Alpine interior textures
Few would equate the terrain of southwest Ohio as even remotely Alpine, which demonstrates the appeal and adaptability of chalet design. Fitting in with a Canadian audience is even less of a stretch. The rock, pine and water trilogy that defines the country is a natural fit for the chalet influence even without considering the ski lodge culture that crosses the nation.The use of stone and wood beams help give this contemporary home a chalet feel.
Wood is perhaps the fundamental buzzword of the chalet interior. The honey hues of logs and timber, along with rough-hewn flooring, provide a warm and golden backdrop that delivers long wear with low maintenance, perfect for Canadian cottage living.

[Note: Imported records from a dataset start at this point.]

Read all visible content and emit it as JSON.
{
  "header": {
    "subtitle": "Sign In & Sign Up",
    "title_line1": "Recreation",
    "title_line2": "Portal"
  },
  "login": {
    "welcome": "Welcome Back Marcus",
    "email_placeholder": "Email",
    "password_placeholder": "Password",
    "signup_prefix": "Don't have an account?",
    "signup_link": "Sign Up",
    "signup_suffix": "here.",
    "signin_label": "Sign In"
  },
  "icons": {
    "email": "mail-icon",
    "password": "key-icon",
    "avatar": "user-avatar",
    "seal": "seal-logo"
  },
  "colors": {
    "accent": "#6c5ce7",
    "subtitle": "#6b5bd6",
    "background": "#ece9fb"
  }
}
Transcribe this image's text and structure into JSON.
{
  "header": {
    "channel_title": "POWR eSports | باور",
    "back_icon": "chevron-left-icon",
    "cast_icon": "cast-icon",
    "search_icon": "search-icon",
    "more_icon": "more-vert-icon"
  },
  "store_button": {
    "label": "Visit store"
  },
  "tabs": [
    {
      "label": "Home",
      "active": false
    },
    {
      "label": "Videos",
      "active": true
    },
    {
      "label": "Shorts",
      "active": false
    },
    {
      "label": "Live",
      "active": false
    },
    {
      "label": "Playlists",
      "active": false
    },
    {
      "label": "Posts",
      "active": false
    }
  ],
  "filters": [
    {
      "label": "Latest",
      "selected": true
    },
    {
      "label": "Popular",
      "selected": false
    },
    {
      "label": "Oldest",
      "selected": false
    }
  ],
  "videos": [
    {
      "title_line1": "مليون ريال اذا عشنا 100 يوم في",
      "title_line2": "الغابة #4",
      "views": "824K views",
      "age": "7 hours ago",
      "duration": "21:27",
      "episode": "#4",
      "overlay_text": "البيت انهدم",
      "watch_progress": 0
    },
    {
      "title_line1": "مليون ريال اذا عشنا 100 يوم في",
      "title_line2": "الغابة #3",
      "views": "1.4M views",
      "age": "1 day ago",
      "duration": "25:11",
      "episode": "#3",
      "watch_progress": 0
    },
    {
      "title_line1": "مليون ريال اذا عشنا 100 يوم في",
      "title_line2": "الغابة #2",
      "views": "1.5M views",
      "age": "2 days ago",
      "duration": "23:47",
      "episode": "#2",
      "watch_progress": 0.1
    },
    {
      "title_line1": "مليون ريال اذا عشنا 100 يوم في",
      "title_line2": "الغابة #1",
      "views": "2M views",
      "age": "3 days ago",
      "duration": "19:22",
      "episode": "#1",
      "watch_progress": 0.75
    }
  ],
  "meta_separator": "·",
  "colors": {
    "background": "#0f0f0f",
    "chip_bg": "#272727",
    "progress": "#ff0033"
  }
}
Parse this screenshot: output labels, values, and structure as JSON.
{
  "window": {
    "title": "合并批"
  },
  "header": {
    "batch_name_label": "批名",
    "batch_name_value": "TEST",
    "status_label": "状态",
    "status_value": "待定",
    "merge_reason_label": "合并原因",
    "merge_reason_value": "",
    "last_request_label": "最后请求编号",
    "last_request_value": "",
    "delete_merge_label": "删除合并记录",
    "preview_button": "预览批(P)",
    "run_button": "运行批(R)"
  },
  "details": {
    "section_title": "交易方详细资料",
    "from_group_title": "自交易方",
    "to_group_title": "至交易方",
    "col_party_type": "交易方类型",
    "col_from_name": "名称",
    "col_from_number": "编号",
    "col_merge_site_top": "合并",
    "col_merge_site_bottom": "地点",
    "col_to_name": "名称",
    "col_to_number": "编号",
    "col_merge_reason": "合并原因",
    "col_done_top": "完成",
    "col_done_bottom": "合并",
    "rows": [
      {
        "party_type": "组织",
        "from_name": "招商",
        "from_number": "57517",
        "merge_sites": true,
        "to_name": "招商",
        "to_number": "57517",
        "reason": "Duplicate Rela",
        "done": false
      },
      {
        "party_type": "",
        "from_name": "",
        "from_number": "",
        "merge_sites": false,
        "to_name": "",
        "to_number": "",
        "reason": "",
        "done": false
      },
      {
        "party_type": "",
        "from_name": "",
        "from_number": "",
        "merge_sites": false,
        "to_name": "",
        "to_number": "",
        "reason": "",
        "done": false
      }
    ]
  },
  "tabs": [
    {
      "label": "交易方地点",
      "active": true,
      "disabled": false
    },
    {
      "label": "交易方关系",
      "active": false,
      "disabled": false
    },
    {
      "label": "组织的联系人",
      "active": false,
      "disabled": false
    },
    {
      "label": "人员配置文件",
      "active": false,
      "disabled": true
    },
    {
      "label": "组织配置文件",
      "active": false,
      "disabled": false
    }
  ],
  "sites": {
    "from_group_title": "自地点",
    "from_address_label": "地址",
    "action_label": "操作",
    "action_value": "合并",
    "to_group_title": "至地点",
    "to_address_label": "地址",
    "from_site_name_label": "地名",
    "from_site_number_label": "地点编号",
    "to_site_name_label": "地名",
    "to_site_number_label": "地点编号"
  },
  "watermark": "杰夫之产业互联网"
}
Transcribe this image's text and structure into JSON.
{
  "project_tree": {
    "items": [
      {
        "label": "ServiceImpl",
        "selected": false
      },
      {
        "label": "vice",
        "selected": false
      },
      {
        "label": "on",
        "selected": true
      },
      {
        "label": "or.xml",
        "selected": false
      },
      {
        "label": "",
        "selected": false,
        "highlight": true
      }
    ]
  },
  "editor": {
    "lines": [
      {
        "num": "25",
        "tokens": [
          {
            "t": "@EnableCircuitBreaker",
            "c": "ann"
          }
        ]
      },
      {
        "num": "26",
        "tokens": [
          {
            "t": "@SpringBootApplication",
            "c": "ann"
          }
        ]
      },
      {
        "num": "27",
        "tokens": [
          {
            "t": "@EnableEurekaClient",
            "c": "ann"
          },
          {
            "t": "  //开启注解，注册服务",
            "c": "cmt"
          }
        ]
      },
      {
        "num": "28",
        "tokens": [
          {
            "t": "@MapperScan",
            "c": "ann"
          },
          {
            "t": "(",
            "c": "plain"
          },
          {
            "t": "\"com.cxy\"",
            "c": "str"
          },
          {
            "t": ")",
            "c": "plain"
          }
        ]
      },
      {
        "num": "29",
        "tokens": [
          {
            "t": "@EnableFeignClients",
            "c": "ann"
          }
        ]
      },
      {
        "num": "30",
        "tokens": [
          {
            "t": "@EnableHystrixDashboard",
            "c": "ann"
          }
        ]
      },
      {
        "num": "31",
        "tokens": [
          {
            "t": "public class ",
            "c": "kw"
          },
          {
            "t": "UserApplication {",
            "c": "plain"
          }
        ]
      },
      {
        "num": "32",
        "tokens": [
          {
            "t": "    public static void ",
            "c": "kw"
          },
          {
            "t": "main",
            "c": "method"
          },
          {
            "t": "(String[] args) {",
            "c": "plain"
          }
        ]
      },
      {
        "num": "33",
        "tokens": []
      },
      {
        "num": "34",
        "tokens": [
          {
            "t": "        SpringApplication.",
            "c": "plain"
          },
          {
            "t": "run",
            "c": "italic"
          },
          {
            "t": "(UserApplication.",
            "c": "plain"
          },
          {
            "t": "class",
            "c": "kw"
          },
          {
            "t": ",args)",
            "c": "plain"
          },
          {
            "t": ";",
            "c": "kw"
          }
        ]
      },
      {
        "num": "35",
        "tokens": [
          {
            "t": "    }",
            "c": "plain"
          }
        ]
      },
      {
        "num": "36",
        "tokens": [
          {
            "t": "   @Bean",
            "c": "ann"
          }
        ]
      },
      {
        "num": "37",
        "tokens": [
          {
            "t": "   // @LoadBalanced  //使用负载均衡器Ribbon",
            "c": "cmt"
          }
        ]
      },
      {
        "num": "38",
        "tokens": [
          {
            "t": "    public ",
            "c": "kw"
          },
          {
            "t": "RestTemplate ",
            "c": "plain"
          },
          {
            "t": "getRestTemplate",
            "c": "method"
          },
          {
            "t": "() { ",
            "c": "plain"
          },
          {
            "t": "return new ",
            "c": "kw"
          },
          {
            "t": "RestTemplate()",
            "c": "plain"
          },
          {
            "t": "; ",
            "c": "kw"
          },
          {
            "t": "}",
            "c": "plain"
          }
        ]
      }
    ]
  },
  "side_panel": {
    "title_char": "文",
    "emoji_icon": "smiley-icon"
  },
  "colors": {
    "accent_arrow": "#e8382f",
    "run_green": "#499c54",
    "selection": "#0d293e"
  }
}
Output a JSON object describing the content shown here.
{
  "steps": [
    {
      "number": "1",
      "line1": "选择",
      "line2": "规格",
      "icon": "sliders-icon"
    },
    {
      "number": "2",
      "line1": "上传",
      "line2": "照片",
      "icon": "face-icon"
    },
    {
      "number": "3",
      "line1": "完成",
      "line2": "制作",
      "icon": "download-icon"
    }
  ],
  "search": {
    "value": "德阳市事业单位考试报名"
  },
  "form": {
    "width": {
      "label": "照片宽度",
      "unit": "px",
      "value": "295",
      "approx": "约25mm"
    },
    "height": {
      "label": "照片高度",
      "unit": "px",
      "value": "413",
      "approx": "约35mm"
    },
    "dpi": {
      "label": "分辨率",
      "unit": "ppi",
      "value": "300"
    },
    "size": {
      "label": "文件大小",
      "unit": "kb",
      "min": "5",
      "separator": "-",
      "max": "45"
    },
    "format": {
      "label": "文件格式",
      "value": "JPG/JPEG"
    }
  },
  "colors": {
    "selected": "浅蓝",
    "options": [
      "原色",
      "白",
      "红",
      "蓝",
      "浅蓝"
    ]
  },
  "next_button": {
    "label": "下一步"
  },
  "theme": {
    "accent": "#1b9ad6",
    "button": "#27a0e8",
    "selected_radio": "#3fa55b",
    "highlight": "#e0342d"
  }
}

Raw wood immediately suggests other elemental decorative touches. Wrought iron, stone and textured fabrics are natural accompaniments that reinforce the alpine feel. Faux replicas of animal hides and furs, a nod toward contemporary sensibilities, serve to soften the harsh edges of lumber, metal and stone, as do soft, warm throws. The Hudson's Bay point blanket is right at home with Canadian versions of chalet style.
And what is a chalet without a magnificent stone or masonry fireplace, with perhaps a hearth using another thick slab of wood? In lieu of that, an iron wood stove is apropos in a more modest chalet. The fire itself is an essential part of the décor for many.
Chalet style blends well with plenty of other design styles and trends. Virtually anything rustic works and the alpine mystique is a perfect backdrop for inspired upcycling. For instance, DIY hanging mason jar lights provide a crafty opportunity to paint your chalet with complementary glows.
The alpine interior favours natural light by day and warm firelight at night, so point lighting for diffuse accents avoids competition with these desired elements.
There's a versatility to chalet-inspired design that suits the Canadian personality every bit as well as it does the European Alps. Intensely personal, often casual, occasionally formal, chalet style is always comfortable.